Valid values are 3 for high
availability and 1 for standard
operation. |
control-plane-shared-deployment-policy
|
Specifies whether application
workloads can run on the nodes that
run the local control plane
workloads. Valid values are
DISALLOWED and ALLOWED . |
external-lb-ipv4-address-pools
|
A comma-delimited list of IPv4 addresses, address ranges, or subnetworks for ingress traffic on services that run behind the GDC load balancer. The range must belong to the load balancer IP subnet pool mentioned during the rack turnup. |
targetVersion
|
Specifies the GDC software version that you want this cluster to run in the format 1.X.Y where X is the minor version, and Y is the patch version. For example 1.5.0. |
GDC blueprints
Create a blueprint
- From the navigation menu, click Blueprints.
- In the drop-down menu, select your preferred Orchestration cluster.
- Click Import from Library.
- Select the blueprint, GDCE Workload cluster blueprint.
- Click Add Blueprint.
- On the next screen, specify an appropriate name. For example,
workloadcluster1
for the GDC cluster blueprint. - Optionally, add any labels.
- Afterwards, click Create.
- The blueprint appears in the Draft Blueprints list.
Edit a blueprint
- From the navigation menu, click Blueprints > Drafts Blueprint.
- Select your preferred blueprint. A blueprint editor appears.
- Edit the blueprint. Any changes to the particular blueprint at the current stage are discouraged.
Propose a blueprint
- From the navigation menu, click Blueprints > Drafts Blueprint.
- Select your preferred blueprint. A blueprint editor appears.
- Click Propose. The status of the blueprint updates to Proposed.
Approve a blueprint
- From the navigation menu, click Blueprints.
- In your preferred blueprint, click Action.
- Select Approve.

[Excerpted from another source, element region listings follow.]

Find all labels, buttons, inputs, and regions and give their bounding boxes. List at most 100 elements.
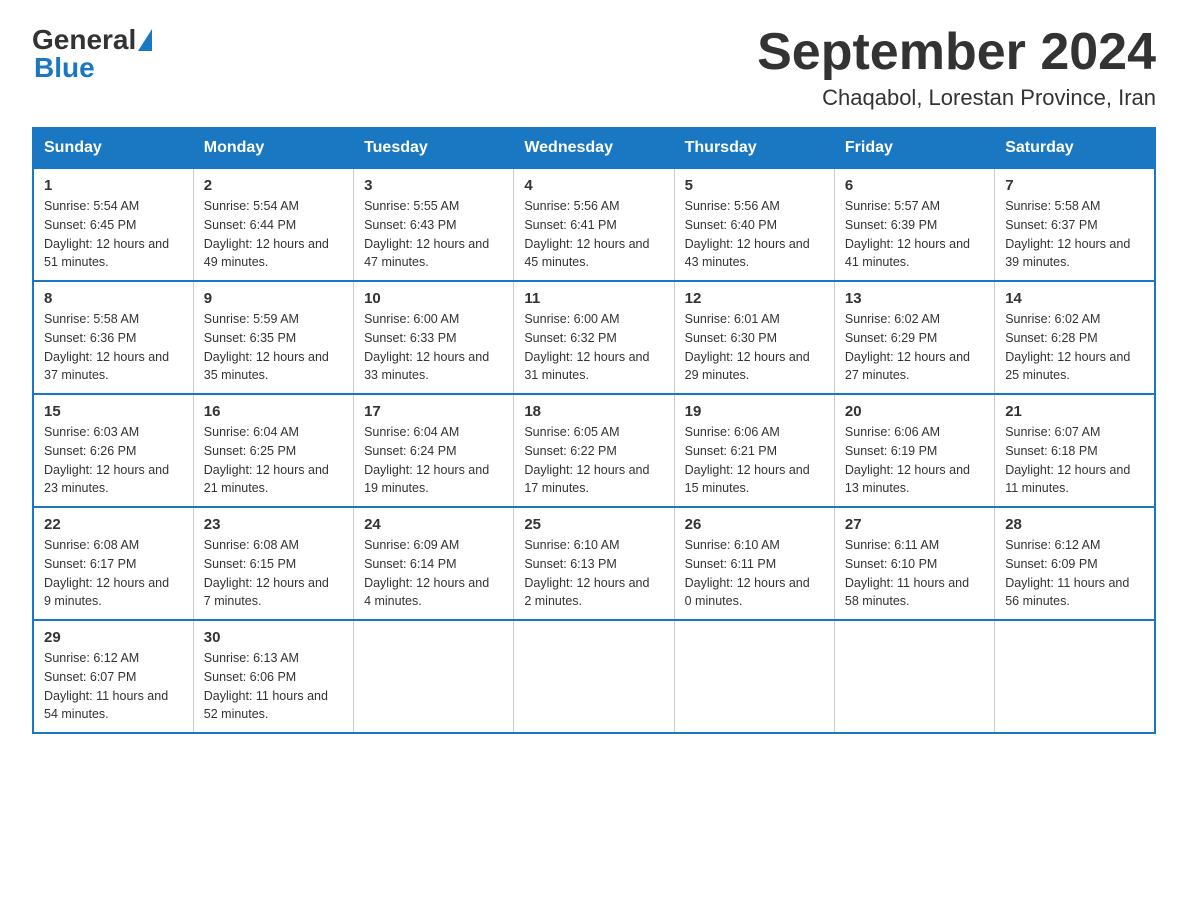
day-info: Sunrise: 6:11 AMSunset: 6:10 PMDaylight:… [845, 536, 984, 611]
calendar-cell: 30 Sunrise: 6:13 AMSunset: 6:06 PMDayligh… [193, 620, 353, 733]
calendar-header-row: SundayMondayTuesdayWednesdayThursdayFrid… [33, 128, 1155, 168]
header-monday: Monday [193, 128, 353, 168]
day-info: Sunrise: 5:56 AMSunset: 6:40 PMDaylight:… [685, 197, 824, 272]
calendar-cell: 9Sunrise: 5:59 AMSunset: 6:35 PMDaylight… [193, 281, 353, 394]
calendar-cell: 29 Sunrise: 6:12 AMSunset: 6:07 PMDayligh… [33, 620, 193, 733]
day-info: Sunrise: 6:02 AMSunset: 6:29 PMDaylight:… [845, 310, 984, 385]
calendar-cell: 23Sunrise: 6:08 AMSunset: 6:15 PMDayligh… [193, 507, 353, 620]
calendar-cell: 15 Sunrise: 6:03 AMSunset: 6:26 PMDayligh… [33, 394, 193, 507]
day-number: 30 [204, 629, 343, 646]
day-number: 7 [1005, 177, 1144, 194]
day-info: Sunrise: 5:55 AMSunset: 6:43 PMDaylight:… [364, 197, 503, 272]
day-info: Sunrise: 6:01 AMSunset: 6:30 PMDaylight:… [685, 310, 824, 385]
calendar-cell: 25 Sunrise: 6:10 AMSunset: 6:13 PMDayligh… [514, 507, 674, 620]
day-info: Sunrise: 6:10 AMSunset: 6:11 PMDaylight:… [685, 536, 824, 611]
calendar-cell: 12 Sunrise: 6:01 AMSunset: 6:30 PMDayligh… [674, 281, 834, 394]
calendar-cell [674, 620, 834, 733]
logo: General Blue [32, 24, 152, 84]
day-number: 24 [364, 516, 503, 533]
day-info: Sunrise: 6:06 AMSunset: 6:21 PMDaylight:… [685, 423, 824, 498]
calendar-cell: 22 Sunrise: 6:08 AMSunset: 6:17 PMDayligh… [33, 507, 193, 620]
day-number: 15 [44, 403, 183, 420]
calendar-cell: 6 Sunrise: 5:57 AMSunset: 6:39 PMDaylight… [834, 168, 994, 281]
calendar-cell: 24 Sunrise: 6:09 AMSunset: 6:14 PMDayligh… [354, 507, 514, 620]
week-row-2: 8Sunrise: 5:58 AMSunset: 6:36 PMDaylight… [33, 281, 1155, 394]
day-info: Sunrise: 6:07 AMSunset: 6:18 PMDaylight:… [1005, 423, 1144, 498]
calendar-cell: 13Sunrise: 6:02 AMSunset: 6:29 PMDayligh… [834, 281, 994, 394]
day-number: 14 [1005, 290, 1144, 307]
day-number: 18 [524, 403, 663, 420]
calendar-cell [514, 620, 674, 733]
calendar-cell: 16Sunrise: 6:04 AMSunset: 6:25 PMDayligh… [193, 394, 353, 507]
calendar-cell: 27Sunrise: 6:11 AMSunset: 6:10 PMDayligh… [834, 507, 994, 620]
calendar-cell: 7 Sunrise: 5:58 AMSunset: 6:37 PMDaylight… [995, 168, 1155, 281]
day-info: Sunrise: 6:04 AMSunset: 6:24 PMDaylight:… [364, 423, 503, 498]
week-row-5: 29 Sunrise: 6:12 AMSunset: 6:07 PMDayligh… [33, 620, 1155, 733]
day-info: Sunrise: 5:58 AMSunset: 6:36 PMDaylight:… [44, 310, 183, 385]
day-info: Sunrise: 5:54 AMSunset: 6:45 PMDaylight:… [44, 197, 183, 272]
day-number: 23 [204, 516, 343, 533]
day-info: Sunrise: 6:06 AMSunset: 6:19 PMDaylight:… [845, 423, 984, 498]
calendar-cell: 17 Sunrise: 6:04 AMSunset: 6:24 PMDayligh… [354, 394, 514, 507]
day-info: Sunrise: 6:09 AMSunset: 6:14 PMDaylight:… [364, 536, 503, 611]
calendar-cell: 4 Sunrise: 5:56 AMSunset: 6:41 PMDaylight… [514, 168, 674, 281]
calendar-cell: 2 Sunrise: 5:54 AMSunset: 6:44 PMDaylight… [193, 168, 353, 281]
day-info: Sunrise: 5:56 AMSunset: 6:41 PMDaylight:… [524, 197, 663, 272]
day-info: Sunrise: 6:08 AMSunset: 6:17 PMDaylight:… [44, 536, 183, 611]
day-number: 2 [204, 177, 343, 194]
day-info: Sunrise: 6:04 AMSunset: 6:25 PMDaylight:… [204, 423, 343, 498]
day-number: 12 [685, 290, 824, 307]
header-sunday: Sunday [33, 128, 193, 168]
calendar-cell [834, 620, 994, 733]
page-title: September 2024 [757, 24, 1156, 81]
calendar-cell: 28 Sunrise: 6:12 AMSunset: 6:09 PMDayligh… [995, 507, 1155, 620]
logo-blue-label: Blue [32, 52, 95, 84]
header-tuesday: Tuesday [354, 128, 514, 168]
calendar-cell: 26 Sunrise: 6:10 AMSunset: 6:11 PMDayligh… [674, 507, 834, 620]
header-wednesday: Wednesday [514, 128, 674, 168]
page-subtitle: Chaqabol, Lorestan Province, Iran [757, 85, 1156, 111]
header-thursday: Thursday [674, 128, 834, 168]
calendar-table: SundayMondayTuesdayWednesdayThursdayFrid… [32, 127, 1156, 734]
day-info: Sunrise: 6:00 AMSunset: 6:33 PMDaylight:… [364, 310, 503, 385]
day-number: 4 [524, 177, 663, 194]
day-number: 5 [685, 177, 824, 194]
day-info: Sunrise: 6:12 AMSunset: 6:09 PMDaylight:… [1005, 536, 1144, 611]
day-number: 11 [524, 290, 663, 307]
day-info: Sunrise: 6:10 AMSunset: 6:13 PMDaylight:… [524, 536, 663, 611]
day-number: 3 [364, 177, 503, 194]
day-info: Sunrise: 5:54 AMSunset: 6:44 PMDaylight:… [204, 197, 343, 272]
day-info: Sunrise: 6:03 AMSunset: 6:26 PMDaylight:… [44, 423, 183, 498]
calendar-cell: 1Sunrise: 5:54 AMSunset: 6:45 PMDaylight… [33, 168, 193, 281]
day-number: 20 [845, 403, 984, 420]
day-number: 25 [524, 516, 663, 533]
calendar-cell: 14 Sunrise: 6:02 AMSunset: 6:28 PMDayligh… [995, 281, 1155, 394]
day-number: 22 [44, 516, 183, 533]
day-number: 29 [44, 629, 183, 646]
day-number: 19 [685, 403, 824, 420]
day-number: 28 [1005, 516, 1144, 533]
day-number: 26 [685, 516, 824, 533]
header-friday: Friday [834, 128, 994, 168]
calendar-cell: 10Sunrise: 6:00 AMSunset: 6:33 PMDayligh… [354, 281, 514, 394]
day-number: 21 [1005, 403, 1144, 420]
day-info: Sunrise: 6:12 AMSunset: 6:07 PMDaylight:… [44, 649, 183, 724]
week-row-3: 15 Sunrise: 6:03 AMSunset: 6:26 PMDayligh… [33, 394, 1155, 507]
calendar-cell: 11Sunrise: 6:00 AMSunset: 6:32 PMDayligh… [514, 281, 674, 394]
day-info: Sunrise: 5:58 AMSunset: 6:37 PMDaylight:… [1005, 197, 1144, 272]
day-info: Sunrise: 6:02 AMSunset: 6:28 PMDaylight:… [1005, 310, 1144, 385]
calendar-cell: 18Sunrise: 6:05 AMSunset: 6:22 PMDayligh… [514, 394, 674, 507]
day-number: 9 [204, 290, 343, 307]
day-info: Sunrise: 5:57 AMSunset: 6:39 PMDaylight:… [845, 197, 984, 272]
calendar-cell: 5 Sunrise: 5:56 AMSunset: 6:40 PMDaylight… [674, 168, 834, 281]
day-number: 17 [364, 403, 503, 420]
calendar-cell: 20 Sunrise: 6:06 AMSunset: 6:19 PMDayligh… [834, 394, 994, 507]
title-block: September 2024 Chaqabol, Lorestan Provin… [757, 24, 1156, 111]
day-number: 6 [845, 177, 984, 194]
page-header: General Blue September 2024 Chaqabol, Lo… [32, 24, 1156, 111]
calendar-cell: 19 Sunrise: 6:06 AMSunset: 6:21 PMDayligh… [674, 394, 834, 507]
week-row-4: 22 Sunrise: 6:08 AMSunset: 6:17 PMDayligh… [33, 507, 1155, 620]
header-saturday: Saturday [995, 128, 1155, 168]
day-info: Sunrise: 6:13 AMSunset: 6:06 PMDaylight:… [204, 649, 343, 724]
calendar-cell [995, 620, 1155, 733]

The blueprint appears in Approved Blueprints.
GDC deployment
Create a blueprint deployment
- From the navigation menu, click **Blueprints > Approved Blueprints.
- Select the name of your preferred blueprint.
- Click Create Deployment.
- Provide a name for the deployment. For example,
workloadcluster1-deploy1
. - Click Create Deployment. The deployment appears in Draft Deployment.
Edit a blueprint deployment
- From the navigation menu, click Blueprints.
- Select the name of your preferred deployment. A deployment editor appears.
- Edit the
setters.yaml
file.- Note: Ensure you carefully edit the fields and make the necessary changes to the values. For a description of these fields, see GDC Workload cluster blueprints.
- Click "Save File".
Apply a blueprint deployment
- From the navigation menu, click Blueprints.
- Select the name of your preferred deployment. A deployment editor appears.
- Click Deploy. A dialog appears.
- In the dialog, click Deploy. The deployment appears in Applied Deployment.
Scale up and down GDC cluster
- From the navigation menu, click Blueprints > Applied Deployments.
- Select your preferred deployment.
- Click View.
- Click Edit Deployment.
- Increase or decrease the
node-count
value from thesetters.yaml
file. When decreasingnode-count
set thescale-down-grace-period-seconds
field to let NF workloads to migrate from the node being removed before scaling down. - Click Save File. The deployment appears in Draft Deployment.
- Navigate to Deployments.
- In Draft Deployment, select the name of your preferred deployment. A deployment editor appears.
- Click Deploy.
- Confirm the deployment. The deployment appears in Applied Deployment.
Delete GDC cluster
- From the navigation menu, click Blueprints.
- From the drop-down menu, Select your preferred Orchestration cluster.
- Click Applied Deployment.
- Click the Action icon for the deployment.
- Click Delete. A confirmation dialog appears.
- Confirm the deletion by clicking Delete.
The deletion process might complete in up to 30 minutes.